PseudoCounts
PseudoCounts(
envs: VectorEnv, device: str = 'cpu', beta: float = 1.0, kappa: float = 0.0,
gamma: float = None, rwd_norm_type: str = 'rms', obs_norm_type: str = 'none',
latent_dim: int = 32, lr: float = 0.001, batch_size: int = 256, k: int = 10,
kernel_cluster_distance: float = 0.008, kernel_epsilon: float = 0.0001,
c: float = 0.001, sm: float = 8.0, update_proportion: float = 1.0,
encoder_model: str = 'mnih', weight_init: str = 'orthogonal'
)
Pseudo-counts based on "Never Give Up: Learning Directed Exploration Strategies (NGU)". See paper: https://arxiv.org/pdf/2002.06038
Args
- envs (VectorEnv) : The vectorized environments.
- device (str) : Device (cpu, cuda, ...) on which the code should be run.
- beta (float) : The initial weighting coefficient of the intrinsic rewards.
- kappa (float) : The decay rate of the weighting coefficient.
- gamma (Optional[float]) : Intrinsic reward discount rate, default is
None
. - rwd_norm_type (str) : Normalization type for intrinsic rewards from ['rms', 'minmax', 'none'].
- obs_norm_type (str) : Normalization type for observations data from ['rms', 'none'].
- latent_dim (int) : The dimension of encoding vectors.
- lr (float) : The learning rate.
- batch_size (int) : The batch size for update.
- k (int) : Number of neighbors.
- kernel_cluster_distance (float) : The kernel cluster distance.
- kernel_epsilon (float) : The kernel constant.
- c (float) : The pseudo-counts constant.
- sm (float) : The kernel maximum similarity.
- update_proportion (float) : The proportion of the training data used for updating the forward dynamics models.

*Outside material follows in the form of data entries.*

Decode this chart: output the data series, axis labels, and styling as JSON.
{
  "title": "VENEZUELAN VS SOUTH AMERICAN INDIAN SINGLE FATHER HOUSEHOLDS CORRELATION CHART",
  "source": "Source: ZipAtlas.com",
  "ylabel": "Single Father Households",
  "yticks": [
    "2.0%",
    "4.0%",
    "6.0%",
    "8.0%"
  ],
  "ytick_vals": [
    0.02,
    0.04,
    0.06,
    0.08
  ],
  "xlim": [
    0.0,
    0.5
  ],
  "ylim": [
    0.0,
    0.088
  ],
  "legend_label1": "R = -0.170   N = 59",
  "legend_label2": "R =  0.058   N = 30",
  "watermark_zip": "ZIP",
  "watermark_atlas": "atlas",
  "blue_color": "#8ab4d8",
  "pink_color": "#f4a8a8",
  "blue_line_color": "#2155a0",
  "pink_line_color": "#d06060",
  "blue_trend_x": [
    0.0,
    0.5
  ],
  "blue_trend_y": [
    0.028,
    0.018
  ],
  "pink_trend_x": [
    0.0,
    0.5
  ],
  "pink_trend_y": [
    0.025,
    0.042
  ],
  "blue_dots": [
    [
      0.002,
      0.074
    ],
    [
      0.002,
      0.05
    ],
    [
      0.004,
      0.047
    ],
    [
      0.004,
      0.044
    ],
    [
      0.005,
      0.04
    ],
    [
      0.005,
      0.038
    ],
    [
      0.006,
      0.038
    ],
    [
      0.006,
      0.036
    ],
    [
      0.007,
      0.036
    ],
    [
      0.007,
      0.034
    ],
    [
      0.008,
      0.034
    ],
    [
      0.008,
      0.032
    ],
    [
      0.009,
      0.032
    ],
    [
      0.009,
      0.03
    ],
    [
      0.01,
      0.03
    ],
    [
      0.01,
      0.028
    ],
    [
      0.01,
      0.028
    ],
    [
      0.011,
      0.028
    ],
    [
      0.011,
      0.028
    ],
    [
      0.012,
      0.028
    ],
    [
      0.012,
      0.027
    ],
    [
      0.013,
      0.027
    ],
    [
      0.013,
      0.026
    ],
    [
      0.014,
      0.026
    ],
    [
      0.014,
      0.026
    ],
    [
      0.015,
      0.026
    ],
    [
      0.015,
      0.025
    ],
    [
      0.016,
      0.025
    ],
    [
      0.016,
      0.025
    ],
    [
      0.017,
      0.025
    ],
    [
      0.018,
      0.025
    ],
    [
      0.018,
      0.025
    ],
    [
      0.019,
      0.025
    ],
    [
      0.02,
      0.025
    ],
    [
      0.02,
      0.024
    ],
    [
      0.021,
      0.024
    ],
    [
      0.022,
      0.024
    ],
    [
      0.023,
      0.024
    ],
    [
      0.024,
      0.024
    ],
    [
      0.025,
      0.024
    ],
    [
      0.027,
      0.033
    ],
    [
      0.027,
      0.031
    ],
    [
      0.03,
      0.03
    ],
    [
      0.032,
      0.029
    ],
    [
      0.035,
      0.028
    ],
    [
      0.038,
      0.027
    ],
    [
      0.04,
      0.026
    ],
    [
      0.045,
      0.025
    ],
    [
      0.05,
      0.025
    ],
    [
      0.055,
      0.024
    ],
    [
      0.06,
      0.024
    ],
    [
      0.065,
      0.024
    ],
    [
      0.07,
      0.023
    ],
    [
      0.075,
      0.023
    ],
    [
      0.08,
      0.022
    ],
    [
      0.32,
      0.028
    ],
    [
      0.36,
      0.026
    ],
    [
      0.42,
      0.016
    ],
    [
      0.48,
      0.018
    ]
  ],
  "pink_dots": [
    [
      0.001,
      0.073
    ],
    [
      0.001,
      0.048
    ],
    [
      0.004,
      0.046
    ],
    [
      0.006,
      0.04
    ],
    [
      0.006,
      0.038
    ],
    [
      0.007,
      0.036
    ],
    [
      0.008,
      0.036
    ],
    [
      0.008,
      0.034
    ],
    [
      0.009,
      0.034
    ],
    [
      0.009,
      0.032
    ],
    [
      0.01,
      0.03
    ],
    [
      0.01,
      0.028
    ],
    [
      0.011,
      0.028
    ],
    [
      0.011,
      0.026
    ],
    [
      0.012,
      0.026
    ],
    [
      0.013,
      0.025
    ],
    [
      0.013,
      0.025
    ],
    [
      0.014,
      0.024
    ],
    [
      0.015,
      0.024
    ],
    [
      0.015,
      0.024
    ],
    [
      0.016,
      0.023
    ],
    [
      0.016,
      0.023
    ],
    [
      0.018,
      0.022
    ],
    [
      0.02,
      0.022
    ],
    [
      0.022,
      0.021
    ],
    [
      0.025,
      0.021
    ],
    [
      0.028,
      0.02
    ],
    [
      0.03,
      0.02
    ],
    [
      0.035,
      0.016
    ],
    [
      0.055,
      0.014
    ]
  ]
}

- encoder_model (str) : The network architecture of the encoder from ['mnih', 'pathak'].
- weight_init (str) : The weight initialization method from ['default', 'orthogonal'].
Returns
Instance of PseudoCounts.
Methods:
.watch
.watch(
observations: th.Tensor, actions: th.Tensor, rewards: th.Tensor,
terminateds: th.Tensor, truncateds: th.Tensor, next_observations: th.Tensor
)
Watch the interaction processes and obtain necessary elements for reward computation.
Args
- observations (th.Tensor) : Observations data with shape (n_envs, *obs_shape).
- actions (th.Tensor) : Actions data with shape (n_envs, *action_shape).
- rewards (th.Tensor) : Extrinsic rewards data with shape (n_envs).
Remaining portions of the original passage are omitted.